The algorithm works as follows:

    C is the size of the cache in number of pages (conf: shared_buffers)
	ARC uses 2*C Cache Directory Blocks (CDB). A cache directory block
	is allwayt associated with one unique file page and "can" point to
	one shared buffer.

	All file pages known in by the directory are managed in 4 LRU lists
	named B1, T1, T2 and B2. The T1 and T2 lists are the "real" cache
	entries, linking a file page to a memory buffer where the page is
	currently cached. Consequently T1len+T2len <= C. B1 and B2 are
	ghost cache directories that extend T1 and T2 so that the strategy
	remembers pages longer. The strategy tries to keep B1len+T1len and
	B2len+T2len both at C. T1len and T2 len vary over the runtime
	depending on the lookup pattern and its resulting cache hits. The
	desired size of T1len is called T1target.

	Assuming we have a full cache, one of 5 cases happens on a lookup:

	MISS	On a cache miss, depending on T1target and the actual T1len
			the LRU buffer of T1 or T2 is evicted. Its CDB is removed
			from the T list and added as MRU of the corresponding B list.
			The now free buffer is replaced with the requested page
			and added as MRU of T1.

	T1 hit	The T1 CDB is moved to the MRU position of the T2 list.

	T2 hit	The T2 CDB is moved to the MRU position of the T2 list.

	B1 hit	This means that a buffer that was evicted from the T1
			list is now requested again, indicating that T1target is
			too small (otherwise it would still be in T1 and thus in
			memory). The strategy raises T1target, evicts a buffer
			depending on T1target and T1len and places the CDB at
			MRU of T2.

	B2 hit	This means the opposite of B1, the T2 list is probably too
			small. So the strategy lowers T1target, evicts a buffer
			and places the CDB at MRU of T2.

	Thus, every page that is found on lookup in any of the four lists
	ends up as the MRU of the T2 list. The T2 list therefore is the
	"frequency" cache, holding frequently requested pages.

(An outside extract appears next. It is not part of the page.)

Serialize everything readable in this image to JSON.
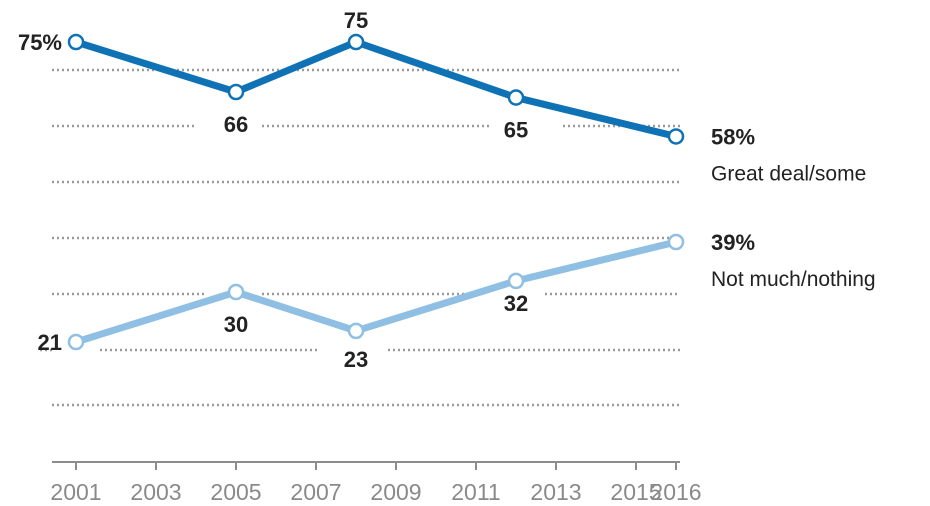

	Every page that is seen for the first time ends up as the MRU of
	the T1 list. The T1 list is the "recency" cache, holding recent
	newcomers.

	The tailoring done for PostgreSQL has to do with the way, the
	query executor works. A typical UPDATE or DELETE first scans the 
	relation, searching for the tuples and then calls heap_update() or
	heap_delete(). This causes at least 2 lookups for the block in the
	same statement. In the case of multiple matches in one block even
	more often. As a result, every block touched in an UPDATE or DELETE
	would directly jump into the T2 cache, which is wrong. To prevent
	this the strategy remembers which transaction added a buffer to the
	T1 list and will not promote it from there into the T2 cache during
	the same transaction.
	
	Another specialty is the change of the strategy during VACUUM.
	Lookups during VACUUM do not represent application needs, so it
	would be wrong to change the cache balance T1target due to that
	or to cause massive cache evictions. Therefore, a page read in to
	satisfy vacuum (not those that actually cause a hit on any list)
	is placed at the LRU position of the T1 list, for immediate
	reuse. Since Vacuum usually requests many pages very fast, the
	natural side effect of this is that it will get back the very
	buffers it filled and possibly modified on the next call and will
	therefore do it's work in a few shared memory buffers, while using
	whatever it finds in the cache already.